Still, the panel assumed, for the sake of argument in Al-Adahi’s case, that the “preponderance standard” did apply.   Using that approach, it was apparent that the Circuit Court easily found that Al-Adahi had close enough links to the Al-Qaeda terrorist network, and to its leader, Osama bin Laden, to justify his detention.

Before getting into the specifics of his travel to Afghanistan from his home in Yemen, and what he did while in Afghanistan, the panel critiqued with strong language Judge Kessler’s “error” that it said “affects much of the district court’s evaluation of the evidence. The error stems from the court’s failure to appreciate conditional probability.”  It then cited to an opinion Judge Randolph had written in 1993 (U.S. v. Prandy-Binett) discussing a 1988 book: “Innumeracy: Mathematical Illiteracy and its Consequences,” by John Allen Paulos.

Paulos was quoted there as saying that “Many mundane mistakes in reasoning can be traced to a shaky grasp of the notion of conditional probability.”   That, the panel said, was Judge Kessler’s mistake.  It said: “Those who do not take into account conditional probability are prone to making mistakes in judging evidence.  They may think that if a particular fact does not itself prove the ultimate proposition…, the fact may be tossed aside and the next fact may be evaluated as if the first did not exist…This is precisely how the district court proceeded in this case.”
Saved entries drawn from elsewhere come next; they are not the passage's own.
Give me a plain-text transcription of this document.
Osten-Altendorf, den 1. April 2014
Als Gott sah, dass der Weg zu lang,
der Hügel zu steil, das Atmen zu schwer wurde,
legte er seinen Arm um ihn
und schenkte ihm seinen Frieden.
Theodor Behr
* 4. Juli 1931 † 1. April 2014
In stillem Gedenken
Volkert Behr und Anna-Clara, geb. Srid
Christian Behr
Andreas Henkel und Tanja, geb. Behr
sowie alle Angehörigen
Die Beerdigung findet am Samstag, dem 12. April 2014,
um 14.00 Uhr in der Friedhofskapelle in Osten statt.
It then ticked off specifics of how it deemed Judge Kessler to have treated government assertions that Al-Adahi had spent time with bin Laden, the circumstances of his stay in Al-Qaeda guesthouses and of his undergoing military training at a Al-Qaeda camp, “and so on.”  The panel added: “The government is right: the district court wrongly ‘required each piece of the government’s evidence to bear weight without regard to all (or indeed any) other evidence in this case.  This was a fundamental mistake that infected the court’s entire analysis” (quoting from the government brief).

The panel summed up: “When the evidence is properly considered, it becomes clear that Al-Adahi was — at the very least — more likely than not a part of al-Qaida.  And that is all the government had to show in order to satisfy the preponderance standard.”

It thus appears that, even if the Justice Department did not now take the Circuit Court’s hint to propose a “some evidence” standard for use in the remaining Guantanamo cases, the way the panel interpreted the preponderance standard would seem to ease the government’s burden of proof significantly.  In some earlier detainee cases, before the Supreme Court’s series of rulings, the Bush Administration did take the view that “some evidence” should be sufficient to justify detentions by the military during a time of armed conflict.